However, as you note, there IS a subset of clinical phenomena for which clinicians will be able to assign causality at the level of an individual patient, even though we have NOT been able to witness the effect of either drug dechallenge or rechallenge. Malignancies have a directionally predictable trajectory in the absence of treatment- they will only get worse over time (not fluctuate, like asthma does). Sometimes deterioration is quick (e.g., pancreatic cancer) and sometimes deterioration is very slow (e.g., indolent lymphomas or some prostate cancers). The key point is that malignancies don’t spontaneously improve over time. We don’t see them melt away on imaging in the absence of treatment; if this occurs, the diagnosis of malignancy was likely incorrect. Therefore, if we see evidence of tumour burden lessening over time in a patient who has been exposed to a therapy, it’s very reasonable to conclude that it must have been the therapy that caused that improvement, even though we haven’t tested the patient’s response to treatment dechallenge and then rechallenge (criteria which are considered essential for assessing individual-level causality in the context of medical conditions for which a waxing/waning, rather than steadily deteriorating clinical course is the norm). If a malignant tumour shrinks over time after an intervention, it would be valid to infer that the patient had an “objective response” to the therapy. Of course, inferring treatment efficacy in individual patients in the context of a single-arm early phase cancer study requires that the techniques we use to assess tumour burden serially/over time are reliable.

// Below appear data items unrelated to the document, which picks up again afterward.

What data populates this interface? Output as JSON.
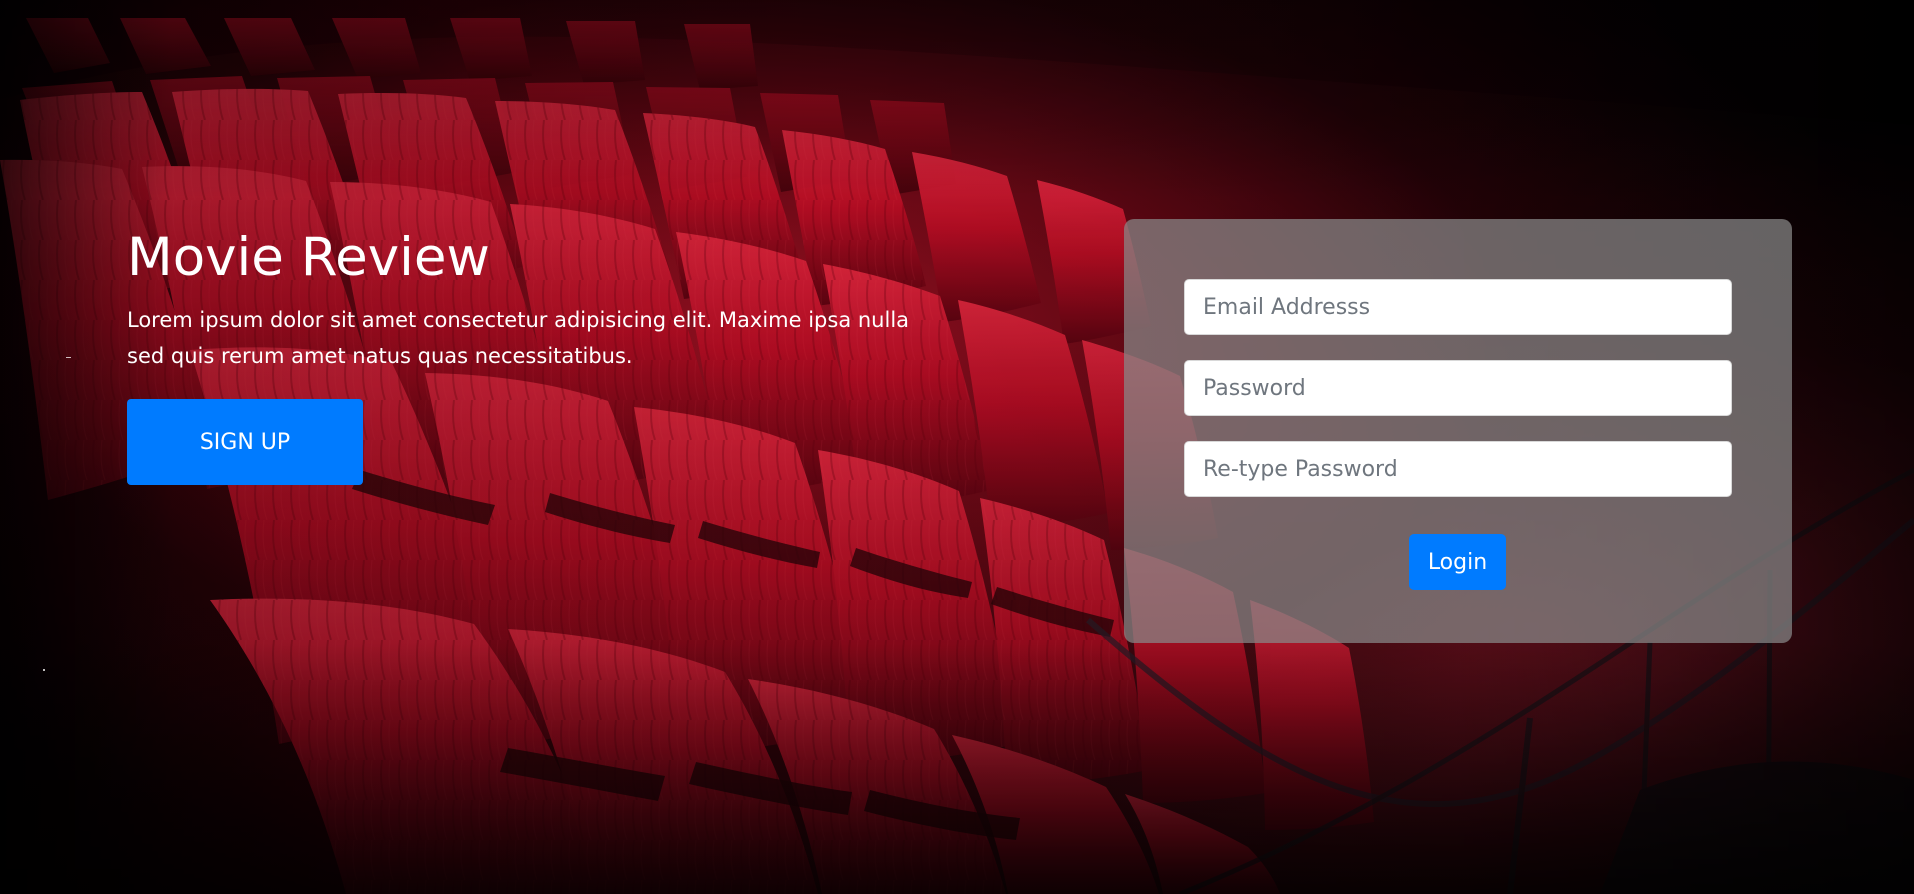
{
  "hero": {
    "title": "Movie Review",
    "description": "Lorem ipsum dolor sit amet consectetur adipisicing elit. Maxime ipsa nulla sed quis rerum amet natus quas necessitatibus.",
    "signup_label": "SIGN UP"
  },
  "login_form": {
    "email_placeholder": "Email Addresss",
    "password_placeholder": "Password",
    "retype_password_placeholder": "Re-type Password",
    "login_label": "Login"
  },
  "colors": {
    "primary_button": "#007bff",
    "card_overlay": "#888888",
    "seat_red": "#b91528",
    "background_dark": "#050203"
  },
  "background": {
    "subject": "theater seats"
  }
}
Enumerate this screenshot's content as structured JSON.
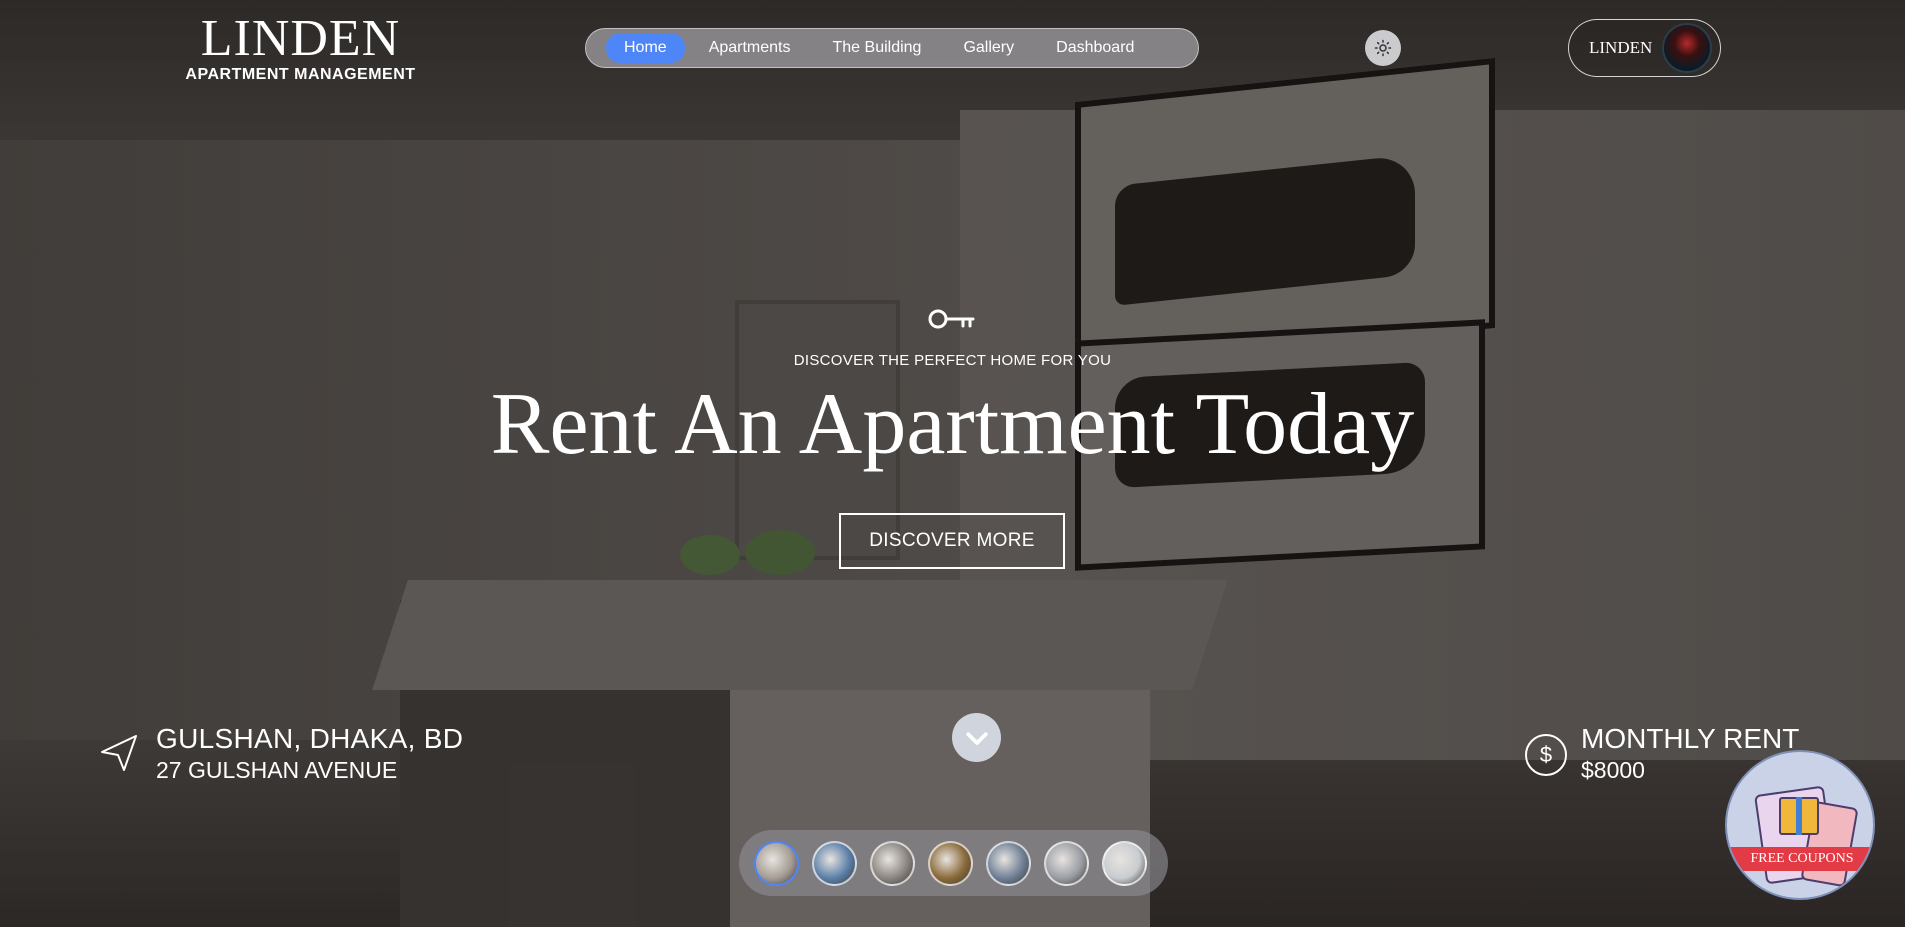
{
  "brand": {
    "title": "LINDEN",
    "subtitle": "APARTMENT MANAGEMENT"
  },
  "nav": {
    "items": [
      {
        "label": "Home",
        "active": true
      },
      {
        "label": "Apartments",
        "active": false
      },
      {
        "label": "The Building",
        "active": false
      },
      {
        "label": "Gallery",
        "active": false
      },
      {
        "label": "Dashboard",
        "active": false
      }
    ]
  },
  "header": {
    "theme_toggle_icon": "sun-icon",
    "user_name": "LINDEN",
    "avatar_icon": "avatar"
  },
  "hero": {
    "icon": "key-icon",
    "tagline": "DISCOVER THE PERFECT HOME FOR YOU",
    "headline": "Rent An Apartment Today",
    "cta_label": "DISCOVER MORE",
    "scroll_icon": "chevron-down-icon"
  },
  "location": {
    "icon": "navigation-arrow-icon",
    "title": "GULSHAN, DHAKA, BD",
    "address": "27 GULSHAN AVENUE"
  },
  "rent": {
    "icon": "dollar-icon",
    "symbol": "$",
    "title": "MONTHLY RENT",
    "amount": "$8000"
  },
  "thumbnails": {
    "count": 7,
    "active_index": 0,
    "colors": [
      "#a59d94",
      "#5b7fa8",
      "#8a8580",
      "#8a6a3a",
      "#6f7f95",
      "#9a9ea4",
      "#c8ccd0"
    ]
  },
  "coupon": {
    "label": "FREE COUPONS",
    "colors": {
      "banner": "#e23b45",
      "gift": "#f0b73a"
    }
  },
  "colors": {
    "accent": "#4f86f7"
  }
}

You are pointing out that while certain clinical scenarios (especially oncology) DO allow us to distinguish “responders” from “non-responders” to a therapy, the study design context in which this is done MATTERS. Specifically, Phase 1 is not Phase 3. While “responder analysis” might be reasonable in the context of a single arm Phase 1 oncology study, it is NOT going to be useful in the context of a Phase 3 RCT, for which the main goal is between-arm comparison. Researchers who try to apply an individual-level “responder analysis” in the context of trials with multiple arms (e.g., Phase 3 RCTs) are betraying a fundamental misunderstanding about the entire purpose of Phase 3 trials. In order to understand the purpose of Phase 3 trials, researchers must internalize (deeply) the purpose of concurrent control.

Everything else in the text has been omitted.